Whether the LFP decides to re-negotiate with BeIN or not, Labrune has not shied away from admitting that Ligue 1 trails some of Europe’s largest leagues when it comes to international broadcast rights revenue. 

He said: “In this area, we have very low revenues compared to our European competitors. But our clubs are now becoming aware of these European issues. And we have a powerful argument: we have changed the distribution of international rights, which go 100 per cent to European clubs according to their performance

“Today, there are potential financial gains that are very important for clubs.

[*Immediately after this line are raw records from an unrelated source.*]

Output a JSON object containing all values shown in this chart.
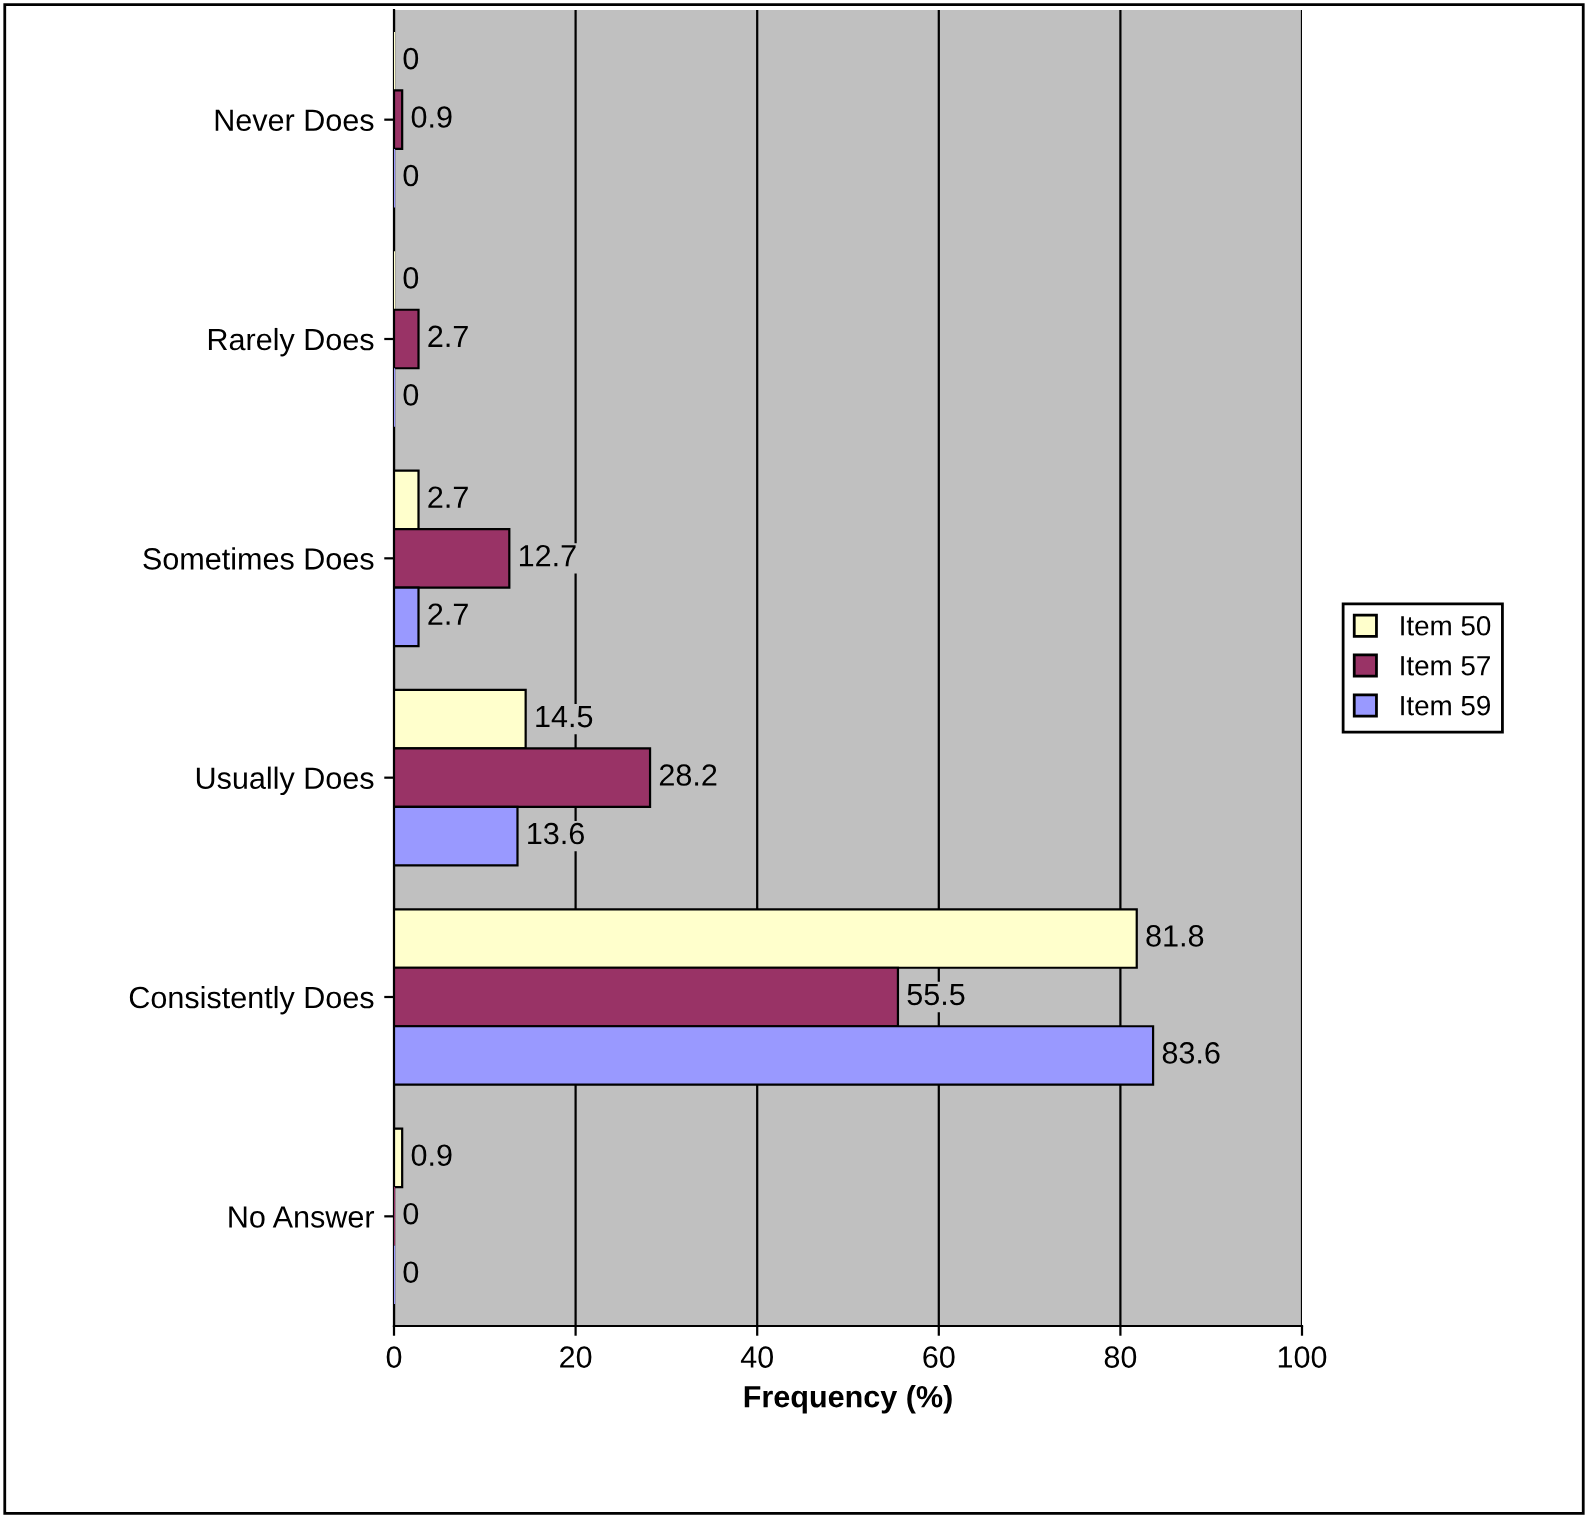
{
  "chart_data": {
    "type": "bar",
    "orientation": "horizontal",
    "categories": [
      "Never Does",
      "Rarely Does",
      "Sometimes Does",
      "Usually Does",
      "Consistently Does",
      "No Answer"
    ],
    "series": [
      {
        "name": "Item 50",
        "color": "#ffffcc",
        "values": [
          0,
          0,
          2.7,
          14.5,
          81.8,
          0.9
        ]
      },
      {
        "name": "Item 57",
        "color": "#993366",
        "values": [
          0.9,
          2.7,
          12.7,
          28.2,
          55.5,
          0
        ]
      },
      {
        "name": "Item 59",
        "color": "#9999ff",
        "values": [
          0,
          0,
          2.7,
          13.6,
          83.6,
          0
        ]
      }
    ],
    "xlabel": "Frequency (%)",
    "xlim": [
      0,
      100
    ],
    "xticks": [
      0,
      20,
      40,
      60,
      80,
      100
    ],
    "grid": "x",
    "legend": "right",
    "data_labels": true
  }
}
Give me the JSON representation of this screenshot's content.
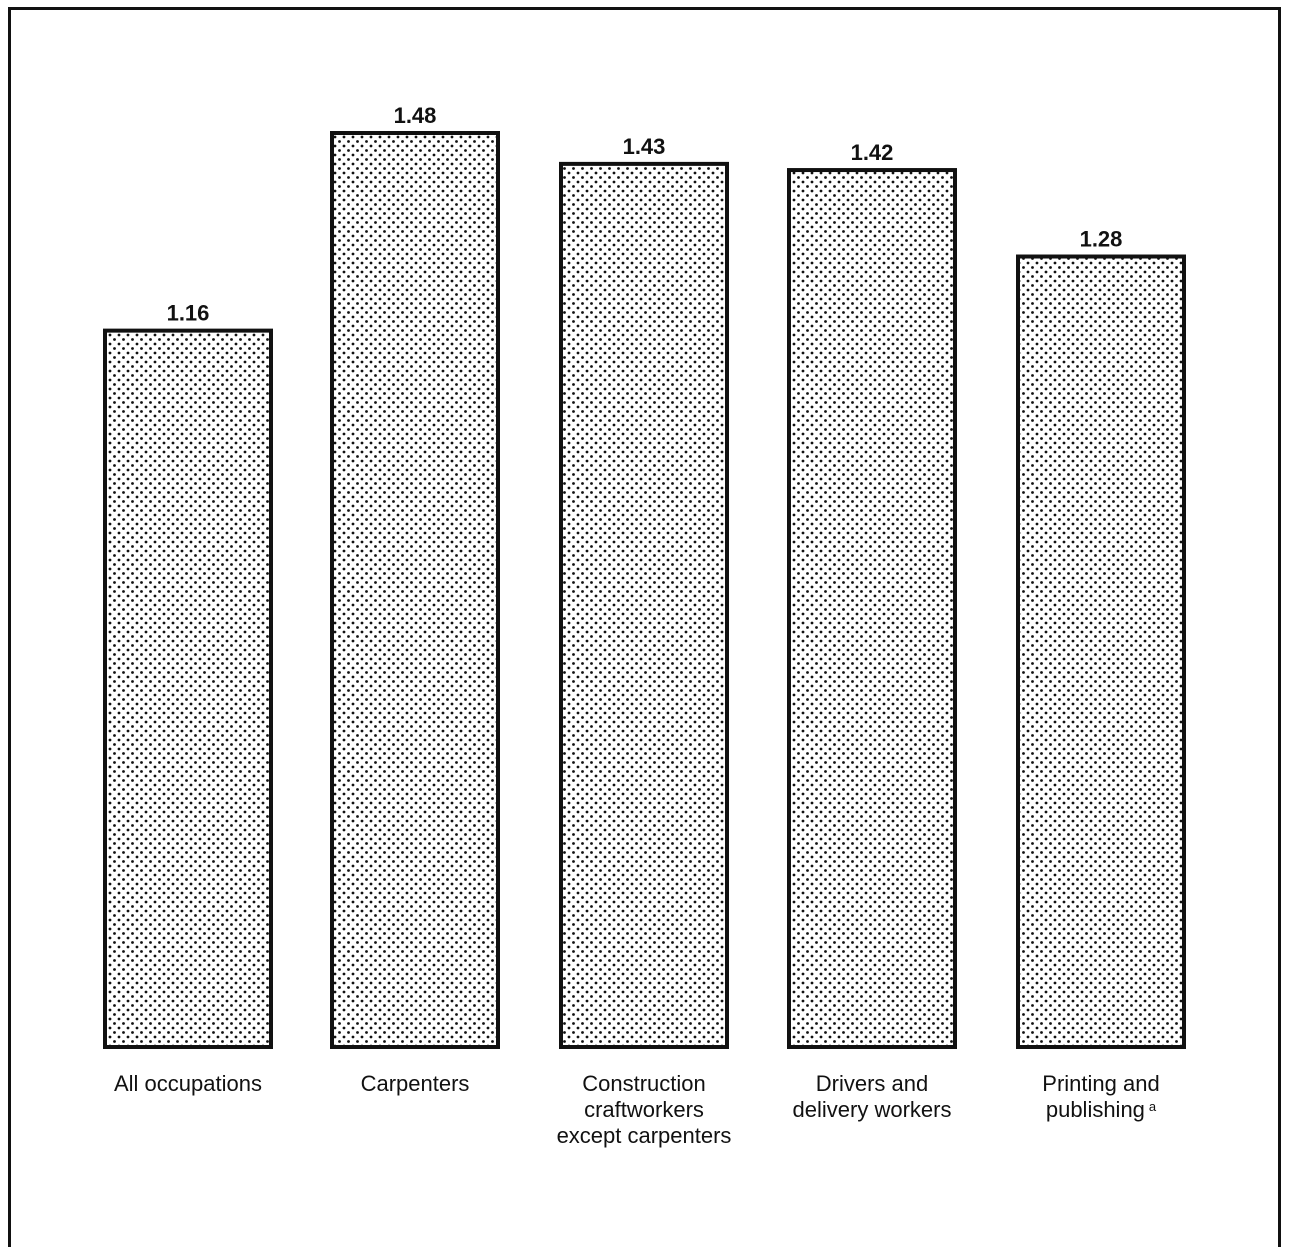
{
  "chart_data": {
    "type": "bar",
    "categories": [
      {
        "lines": [
          "All occupations"
        ],
        "footnote": ""
      },
      {
        "lines": [
          "Carpenters"
        ],
        "footnote": ""
      },
      {
        "lines": [
          "Construction",
          "craftworkers",
          "except carpenters"
        ],
        "footnote": ""
      },
      {
        "lines": [
          "Drivers and",
          "delivery workers"
        ],
        "footnote": ""
      },
      {
        "lines": [
          "Printing and",
          "publishing"
        ],
        "footnote": "a"
      }
    ],
    "values": [
      1.16,
      1.48,
      1.43,
      1.42,
      1.28
    ],
    "value_labels": [
      "1.16",
      "1.48",
      "1.43",
      "1.42",
      "1.28"
    ],
    "ylim": [
      0,
      1.48
    ],
    "fill_pattern": "stipple",
    "colors": {
      "ink": "#111111",
      "background": "#ffffff"
    }
  }
}
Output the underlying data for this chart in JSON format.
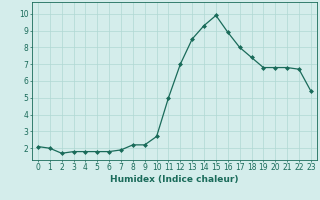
{
  "x": [
    0,
    1,
    2,
    3,
    4,
    5,
    6,
    7,
    8,
    9,
    10,
    11,
    12,
    13,
    14,
    15,
    16,
    17,
    18,
    19,
    20,
    21,
    22,
    23
  ],
  "y": [
    2.1,
    2.0,
    1.7,
    1.8,
    1.8,
    1.8,
    1.8,
    1.9,
    2.2,
    2.2,
    2.7,
    5.0,
    7.0,
    8.5,
    9.3,
    9.9,
    8.9,
    8.0,
    7.4,
    6.8,
    6.8,
    6.8,
    6.7,
    5.4
  ],
  "xlabel": "Humidex (Indice chaleur)",
  "xlim": [
    -0.5,
    23.5
  ],
  "ylim": [
    1.3,
    10.7
  ],
  "yticks": [
    2,
    3,
    4,
    5,
    6,
    7,
    8,
    9,
    10
  ],
  "xticks": [
    0,
    1,
    2,
    3,
    4,
    5,
    6,
    7,
    8,
    9,
    10,
    11,
    12,
    13,
    14,
    15,
    16,
    17,
    18,
    19,
    20,
    21,
    22,
    23
  ],
  "line_color": "#1a6b5a",
  "marker_color": "#1a6b5a",
  "bg_color": "#d4edeb",
  "grid_color": "#b0d8d4",
  "tick_label_color": "#1a6b5a",
  "xlabel_color": "#1a6b5a",
  "tick_fontsize": 5.5,
  "xlabel_fontsize": 6.5
}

For example, PSG will receive €33m in international rights, and these are amounts that will be exponential in the years to come.”

In comparison to other European leagues such as the English Premier League, Spanish La Liga, and Italian Serie A, Labrune’s urgency to gain more revenue for its broadcast rights is warranted. 

The Premier League, which has become a global powerhouse in terms of exposure and finance, will pull in £5.3bn ($6.6bn) over the next three years for its international broadcast rights deal. 

Spain’s La Liga was able to sell their overseas media rights for $915m in a four-year deal with MediaPro, with Serie A (whose re-negotiation period is due next season) bringing in $717m in their current broadcast rights deal.

Whilst Labrune admits that Ligue 1 is considerably behind some of these figures, the French league is not without considerable worth, with three of the sport’s most recognisable stars, Lionel Messi, Kylian Mbappé and Neymar all playing in the league. 

Whilst it is great for a team like PSG to attract these three names to the French capital and Ligue 1, Labrune has also cited the UEFA Champions League as a vehicle to help grow viewership to the league and investment, but only if there is consistent success in the tournament, which has not been the case for PSG in recent years. 

“French clubs and their investors will quickly understand that being successful in the Champions League can provide resources greater than those of national rights,” added Labrune.